Multiple strategies to improve the therapeutic efficacy of oncolytic herpes simplex virus in the treatment of glioblastoma

Abstract

Oncolytic viruses have attracted widespread attention as biological anticancer agents that can selectively kill tumor cells without affecting normal cells. Although progress has been made in therapeutic strategies, the prognosis of patients with glioblastoma (GBM) remains poor and no ideal treatment approach has been developed. Recently, oncolytic herpes simplex virus (oHSV) has been considered a promising novel treatment approach for GBM. However, the therapeutic efficacy of oHSV in GBM, with its intricate pathophysiology, remains unsatisfactory due to several obstacles, such as limited replication and attenuated potency of oHSV owing to deletions or mutations in virulence genes, and ineffective delivery of the therapeutic virus. Multiple strategies have attempted to identify the optimal strategy for the successful clinical application of oHSV. Several preclinical trials have demonstrated that engineering novel oHSVs, developing combination therapies and improving methods for delivering oHSV to tumor cells seem to hold promise for improving the efficacy of this virotherapy.

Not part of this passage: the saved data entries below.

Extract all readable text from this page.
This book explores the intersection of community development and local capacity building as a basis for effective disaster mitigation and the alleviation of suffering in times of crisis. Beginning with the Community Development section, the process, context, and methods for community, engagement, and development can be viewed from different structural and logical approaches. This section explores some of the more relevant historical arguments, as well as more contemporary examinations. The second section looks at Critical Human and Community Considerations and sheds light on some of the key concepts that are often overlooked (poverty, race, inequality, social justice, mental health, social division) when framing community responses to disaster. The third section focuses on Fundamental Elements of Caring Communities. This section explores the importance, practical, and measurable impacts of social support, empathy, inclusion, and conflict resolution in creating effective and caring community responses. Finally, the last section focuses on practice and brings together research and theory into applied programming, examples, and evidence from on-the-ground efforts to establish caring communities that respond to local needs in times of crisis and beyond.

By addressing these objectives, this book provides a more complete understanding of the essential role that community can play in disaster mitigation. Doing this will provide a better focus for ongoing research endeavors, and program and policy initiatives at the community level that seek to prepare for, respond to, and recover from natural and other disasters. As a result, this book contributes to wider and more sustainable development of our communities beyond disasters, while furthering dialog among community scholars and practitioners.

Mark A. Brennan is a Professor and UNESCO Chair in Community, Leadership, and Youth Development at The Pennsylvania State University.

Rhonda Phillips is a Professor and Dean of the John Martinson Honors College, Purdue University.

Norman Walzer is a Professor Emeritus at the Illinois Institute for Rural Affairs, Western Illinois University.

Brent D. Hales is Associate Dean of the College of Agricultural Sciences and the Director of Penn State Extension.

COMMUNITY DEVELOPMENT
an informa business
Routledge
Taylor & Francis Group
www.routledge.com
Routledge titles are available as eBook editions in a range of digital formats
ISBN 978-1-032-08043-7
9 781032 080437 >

Keywords: antiviral immunity; armed virus; combination therapy; glioblastoma; oncolytic herpes simplex virus.

Figure 1.

Schematic description of destruction mechanism of oHSVs destroying tumor cells and multiple strategies to improve its efficacy. oHSVs directly destroy tumor cells by selectively replicating in them and evade antiviral immunity, as well as stimulate antitumor immune responses, which are main mechanisms for oHSVs to kill cancer cells. Multiple strategies can improve the efficacy of oHSVs in the treatment of tumors, including engineering novel oHSVs, increasing systemic delivery of oHSVs to tumor cells and combination therapy. oHSV, oncolytic herpes simplex virus.